Correlation Between MongoDB and Marqeta
Can any of the company-specific risk be diversified away by investing in both MongoDB and Marqeta at the same time? Although using a correlation coefficient on its own may not help to predict future stock returns, this module helps to understand the diversifiable risk of combining MongoDB and Marqeta into the same portfolio, which is an essential part of the fundamental portfolio management process.
By analyzing existing cross correlation between MongoDB and Marqeta, you can compare the effects of market volatilities on MongoDB and Marqeta and check how they will diversify away market risk if combined in the same portfolio for a given time horizon. You can also utilize pair trading strategies of matching a long position in MongoDB with a short position of Marqeta. Check out your portfolio center. Please also check ongoing floating volatility patterns of MongoDB and Marqeta.
Diversification Opportunities for MongoDB and Marqeta
Excellent diversification
The 3 months correlation between MongoDB and Marqeta is -0.54. Overlapping area represents the amount of risk that can be diversified away by holding MongoDB and Marqeta in the same portfolio, assuming nothing else is changed. The correlation between historical prices or returns on Marqeta and MongoDB is a relative statistical measure of the degree to which these equity instruments tend to move together. The correlation coefficient measures the extent to which returns on MongoDB are associated (or correlated) with Marqeta. Values of the correlation coefficient range from -1 to +1, where. The correlation of zero (0) is possible when the price movement of Marqeta has no effect on the direction of MongoDB i.e., MongoDB and Marqeta go up and down completely randomly.
Pair Corralation between MongoDB and Marqeta
Considering the 90-day investment horizon MongoDB is expected to generate 0.48 times more return on investment than Marqeta. However, MongoDB is 2.1 times less risky than Marqeta. It trades about 0.09 of its potential returns per unit of risk. Marqeta is currently generating about -0.03 per unit of risk. If you would invest 28,320 in MongoDB on September 1, 2024 and sell it today you would earn a total of 3,929 from holding MongoDB or generate 13.87% return on investment over 90 days.

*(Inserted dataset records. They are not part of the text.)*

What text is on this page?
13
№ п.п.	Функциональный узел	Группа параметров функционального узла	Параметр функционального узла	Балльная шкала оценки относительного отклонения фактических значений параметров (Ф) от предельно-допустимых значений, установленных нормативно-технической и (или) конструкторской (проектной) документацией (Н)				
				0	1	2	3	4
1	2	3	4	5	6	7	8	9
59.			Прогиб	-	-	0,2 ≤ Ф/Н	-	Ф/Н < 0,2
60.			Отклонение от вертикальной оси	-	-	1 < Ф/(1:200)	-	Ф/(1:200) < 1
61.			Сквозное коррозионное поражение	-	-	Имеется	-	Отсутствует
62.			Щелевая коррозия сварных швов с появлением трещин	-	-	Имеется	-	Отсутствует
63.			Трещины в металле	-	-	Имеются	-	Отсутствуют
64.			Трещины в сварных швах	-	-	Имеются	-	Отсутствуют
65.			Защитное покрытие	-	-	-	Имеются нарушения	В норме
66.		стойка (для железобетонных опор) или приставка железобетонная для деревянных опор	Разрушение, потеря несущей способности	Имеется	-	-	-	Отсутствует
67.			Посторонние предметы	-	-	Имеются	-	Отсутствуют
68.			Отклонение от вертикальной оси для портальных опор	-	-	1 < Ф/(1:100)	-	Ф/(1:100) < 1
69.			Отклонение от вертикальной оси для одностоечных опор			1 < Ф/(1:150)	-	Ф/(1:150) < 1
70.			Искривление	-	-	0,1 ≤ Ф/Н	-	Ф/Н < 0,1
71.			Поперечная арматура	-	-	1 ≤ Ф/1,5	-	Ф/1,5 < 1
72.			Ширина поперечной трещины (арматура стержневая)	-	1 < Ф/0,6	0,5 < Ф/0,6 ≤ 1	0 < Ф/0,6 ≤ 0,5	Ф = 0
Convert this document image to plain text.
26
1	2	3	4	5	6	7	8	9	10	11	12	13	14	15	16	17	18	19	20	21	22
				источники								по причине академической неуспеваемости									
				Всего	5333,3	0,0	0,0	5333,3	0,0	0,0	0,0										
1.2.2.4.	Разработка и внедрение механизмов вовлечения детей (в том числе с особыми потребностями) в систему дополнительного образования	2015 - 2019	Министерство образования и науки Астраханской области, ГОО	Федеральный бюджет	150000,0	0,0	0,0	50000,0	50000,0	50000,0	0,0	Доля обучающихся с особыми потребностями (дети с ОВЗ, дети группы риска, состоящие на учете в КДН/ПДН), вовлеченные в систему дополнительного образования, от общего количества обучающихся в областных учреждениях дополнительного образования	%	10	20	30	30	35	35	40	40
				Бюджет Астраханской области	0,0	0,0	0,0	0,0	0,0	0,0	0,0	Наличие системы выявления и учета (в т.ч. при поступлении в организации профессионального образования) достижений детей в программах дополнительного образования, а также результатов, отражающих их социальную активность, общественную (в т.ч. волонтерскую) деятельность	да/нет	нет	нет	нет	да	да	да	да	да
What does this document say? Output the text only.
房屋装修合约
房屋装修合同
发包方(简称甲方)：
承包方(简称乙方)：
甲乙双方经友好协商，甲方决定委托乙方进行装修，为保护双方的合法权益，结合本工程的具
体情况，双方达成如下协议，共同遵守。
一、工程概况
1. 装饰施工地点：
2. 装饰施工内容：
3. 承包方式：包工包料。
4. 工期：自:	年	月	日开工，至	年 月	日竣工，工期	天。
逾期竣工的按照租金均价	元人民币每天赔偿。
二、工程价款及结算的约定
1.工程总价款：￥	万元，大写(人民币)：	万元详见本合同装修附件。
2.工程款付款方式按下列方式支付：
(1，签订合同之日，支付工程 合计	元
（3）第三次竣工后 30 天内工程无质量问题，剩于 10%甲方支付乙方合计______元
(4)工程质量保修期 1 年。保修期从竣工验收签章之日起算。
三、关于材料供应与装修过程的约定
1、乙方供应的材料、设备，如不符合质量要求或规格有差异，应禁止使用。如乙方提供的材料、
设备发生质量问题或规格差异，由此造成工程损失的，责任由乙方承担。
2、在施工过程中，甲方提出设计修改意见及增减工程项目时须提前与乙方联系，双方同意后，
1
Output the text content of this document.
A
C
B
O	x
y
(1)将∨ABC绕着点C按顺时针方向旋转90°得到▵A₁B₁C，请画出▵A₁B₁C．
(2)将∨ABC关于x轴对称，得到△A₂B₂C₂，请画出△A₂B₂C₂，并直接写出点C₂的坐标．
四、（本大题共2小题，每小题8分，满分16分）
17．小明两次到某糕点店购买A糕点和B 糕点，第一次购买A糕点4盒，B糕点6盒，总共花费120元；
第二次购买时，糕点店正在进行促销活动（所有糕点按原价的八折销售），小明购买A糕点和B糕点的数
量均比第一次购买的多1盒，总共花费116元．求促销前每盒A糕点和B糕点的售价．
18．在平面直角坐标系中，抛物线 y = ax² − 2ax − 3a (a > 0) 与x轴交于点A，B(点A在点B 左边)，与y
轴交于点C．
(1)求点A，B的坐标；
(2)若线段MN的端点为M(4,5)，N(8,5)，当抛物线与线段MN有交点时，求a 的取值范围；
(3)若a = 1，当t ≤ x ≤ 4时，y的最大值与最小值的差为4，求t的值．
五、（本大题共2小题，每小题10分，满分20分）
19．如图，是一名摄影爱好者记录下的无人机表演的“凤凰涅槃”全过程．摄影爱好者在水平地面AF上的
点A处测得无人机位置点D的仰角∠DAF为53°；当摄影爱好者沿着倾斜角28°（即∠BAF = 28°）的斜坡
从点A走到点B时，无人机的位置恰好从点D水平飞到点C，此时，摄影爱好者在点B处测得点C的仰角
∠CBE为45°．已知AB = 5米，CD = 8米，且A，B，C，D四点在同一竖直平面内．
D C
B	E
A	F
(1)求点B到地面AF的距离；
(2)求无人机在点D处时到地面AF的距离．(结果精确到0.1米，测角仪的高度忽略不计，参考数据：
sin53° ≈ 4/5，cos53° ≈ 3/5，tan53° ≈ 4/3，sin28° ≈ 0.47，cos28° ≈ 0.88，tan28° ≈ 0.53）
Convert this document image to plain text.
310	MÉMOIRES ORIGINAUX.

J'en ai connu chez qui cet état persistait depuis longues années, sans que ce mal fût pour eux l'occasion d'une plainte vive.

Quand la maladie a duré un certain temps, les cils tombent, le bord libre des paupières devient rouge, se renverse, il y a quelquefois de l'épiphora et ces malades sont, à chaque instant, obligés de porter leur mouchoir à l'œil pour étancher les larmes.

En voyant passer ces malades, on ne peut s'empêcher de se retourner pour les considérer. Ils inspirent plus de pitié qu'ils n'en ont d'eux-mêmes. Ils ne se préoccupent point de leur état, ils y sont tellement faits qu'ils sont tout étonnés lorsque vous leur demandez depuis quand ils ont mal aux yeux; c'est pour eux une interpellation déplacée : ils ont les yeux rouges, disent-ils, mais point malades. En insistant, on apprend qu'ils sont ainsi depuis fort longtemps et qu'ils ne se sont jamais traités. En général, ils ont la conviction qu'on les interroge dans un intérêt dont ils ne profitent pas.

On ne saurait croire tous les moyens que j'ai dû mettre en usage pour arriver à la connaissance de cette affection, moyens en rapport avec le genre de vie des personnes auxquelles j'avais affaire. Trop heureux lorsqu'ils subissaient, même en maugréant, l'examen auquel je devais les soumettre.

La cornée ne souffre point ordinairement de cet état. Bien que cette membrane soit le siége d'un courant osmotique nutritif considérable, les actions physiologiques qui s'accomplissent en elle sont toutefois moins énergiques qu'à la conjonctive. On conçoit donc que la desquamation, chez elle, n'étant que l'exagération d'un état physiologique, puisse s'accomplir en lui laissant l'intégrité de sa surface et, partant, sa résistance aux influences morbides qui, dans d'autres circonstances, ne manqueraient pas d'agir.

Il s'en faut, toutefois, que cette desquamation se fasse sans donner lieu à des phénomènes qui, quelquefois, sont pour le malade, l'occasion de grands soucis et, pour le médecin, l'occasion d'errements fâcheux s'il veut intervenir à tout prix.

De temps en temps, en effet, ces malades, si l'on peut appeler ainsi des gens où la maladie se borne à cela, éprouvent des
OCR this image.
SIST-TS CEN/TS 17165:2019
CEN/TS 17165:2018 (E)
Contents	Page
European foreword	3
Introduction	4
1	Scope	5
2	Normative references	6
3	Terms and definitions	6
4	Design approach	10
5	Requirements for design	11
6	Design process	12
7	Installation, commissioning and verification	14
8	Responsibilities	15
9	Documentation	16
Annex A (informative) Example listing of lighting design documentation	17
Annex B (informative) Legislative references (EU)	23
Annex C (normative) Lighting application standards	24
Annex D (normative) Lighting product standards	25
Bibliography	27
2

Time Period | 3 Months [change] |
Direction | Moves Against |
Strength | Very Weak |
Accuracy | 100.0% |
Values | Daily Returns |
MongoDB vs. Marqeta
Performance |
Timeline |
MongoDB |
Marqeta |
MongoDB and Marqeta Volatility Contrast
Predicted Return Density |
Returns |
Pair Trading with MongoDB and Marqeta
The main advantage of trading using opposite MongoDB and Marqeta positions is that it hedges away some unsystematic risk. Because of two separate transactions, even if MongoDB position performs unexpectedly, Marqeta can make up some of the losses. Pair trading also minimizes risk from directional movements in the market. For example, if an entire industry or sector drops because of unexpected headlines, the short position in Marqeta will offset losses from the drop in Marqeta's long position.MongoDB vs. Crowdstrike Holdings | MongoDB vs. Okta Inc | MongoDB vs. Cloudflare | MongoDB vs. Palo Alto Networks |
Check out your portfolio center.Note that this page's information should be used as a complementary analysis to find the right mix of equity instruments to add to your existing portfolios or create a brand new portfolio. You can also try the Fundamental Analysis module to view fundamental data based on most recent published financial statements.